Turkish policeman dismissed by gov’t decree denied job as bus driver
A policeman who was dismissed through a state of emergency decree (KHK) that was introduced in the wake of the 2016 coup attempt was denied a position as a service bus driver in Turkey’s Central Anatolian province of Kayseri.
Hacı Bişkin / DUVAR
Turkish policeman Aytaç Saçmalı, who was dismissed as a result of a state of emergency decree (KHK) that was introduced after the 2016 coup attempt, applied for a job as a service bus driver for the Kayseri Metropolitan Municipality.
The municipality rejected his application on the basis that he had been dismissed by a government decree.
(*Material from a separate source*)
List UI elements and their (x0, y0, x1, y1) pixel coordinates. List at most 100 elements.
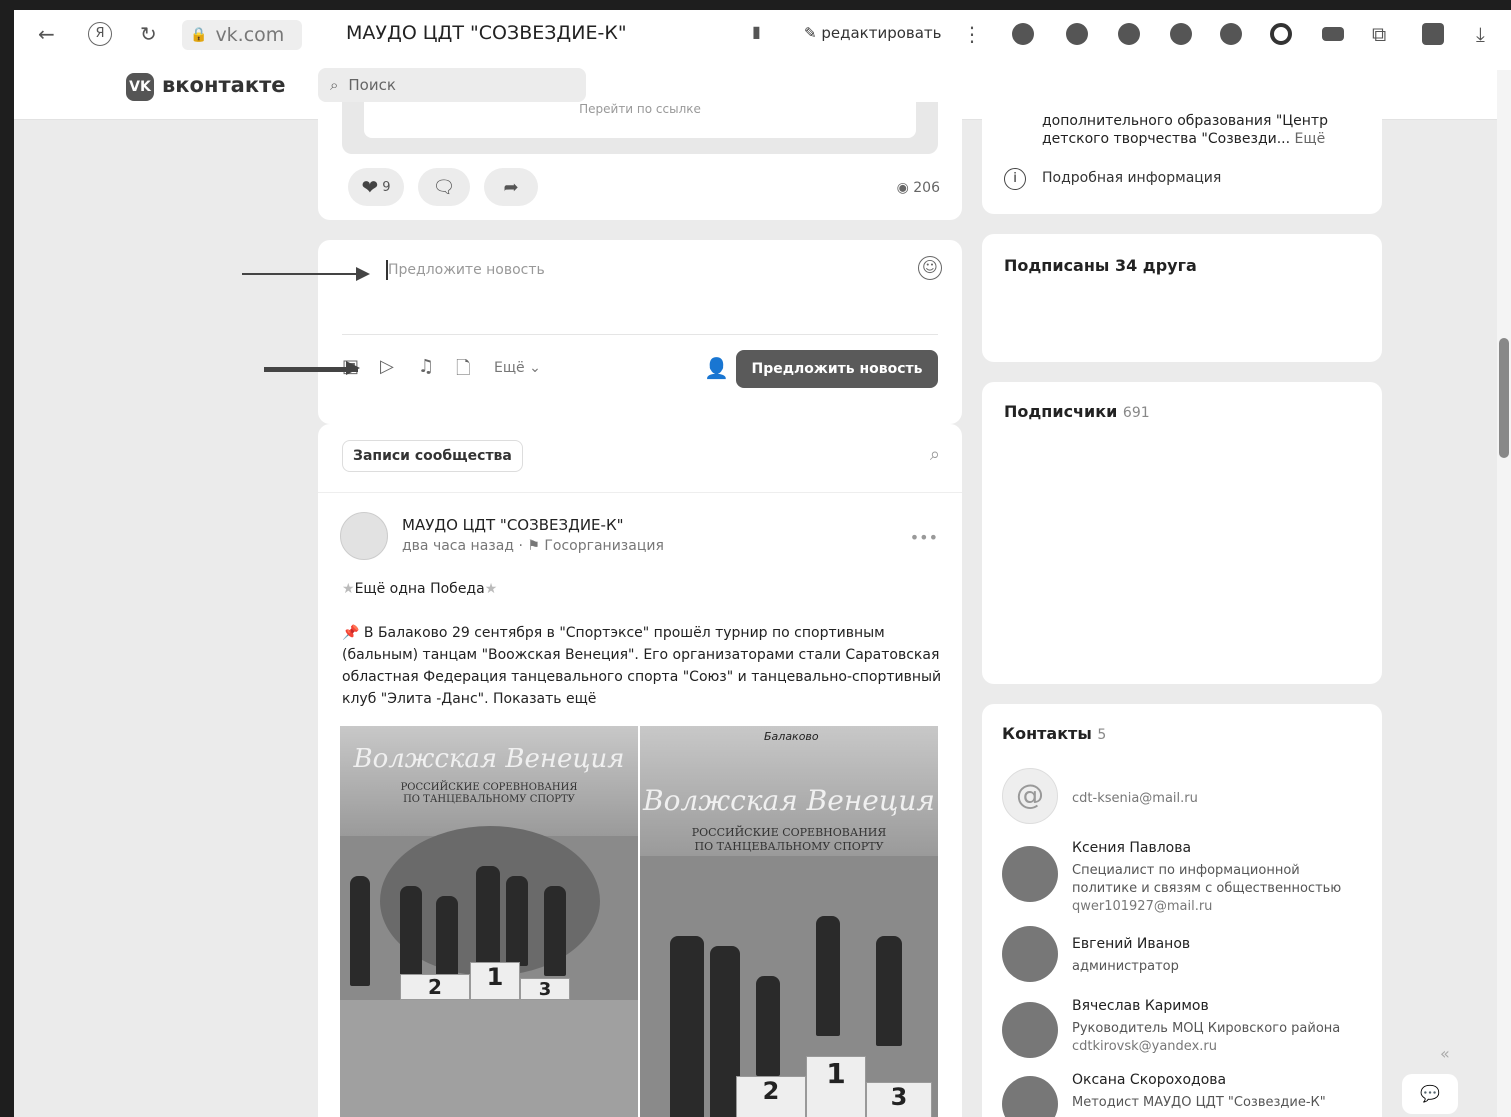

Aytaç Saçmalı had been working as a driver carrying school kids in Ankara and moved to Kayseri with the intention of doing the same job there. Yet an official from the municipality of Kayseri refused to grant him a “certificate of suitability.”
The municipality of Kayseri requested documents such as a special driver’s certificate, a criminal record paper as well as a psycho-technical document in order for Saçmalı to work as a driver.
Though he provided those documents, Saçmalı was still denied the job.
Saçmalı said that what happened to him was a violation of human rights. “I want to live like every human being,” he said.
“I am not corrupt, I never stole from anyone. But I can’t be a service bus driver because I was dismissed by a government decree. I have many friends who currently experience similar issues because they were dismissed by a decree,” Saçmalı said.
“I want this injustice to be corrected. I want to live humanely and I want to enjoy the rights that everyone enjoys. This discrimination has to end!”
Peoples’ Democratic Party (HDP) MP Kocaeli Ömer Faruk Gergerlioğlu asked Interior Minister Süleyman Soylu what happened. Gergerlioğlu also requested an investigation from the Parliamentary Human Rights Investigation Committee.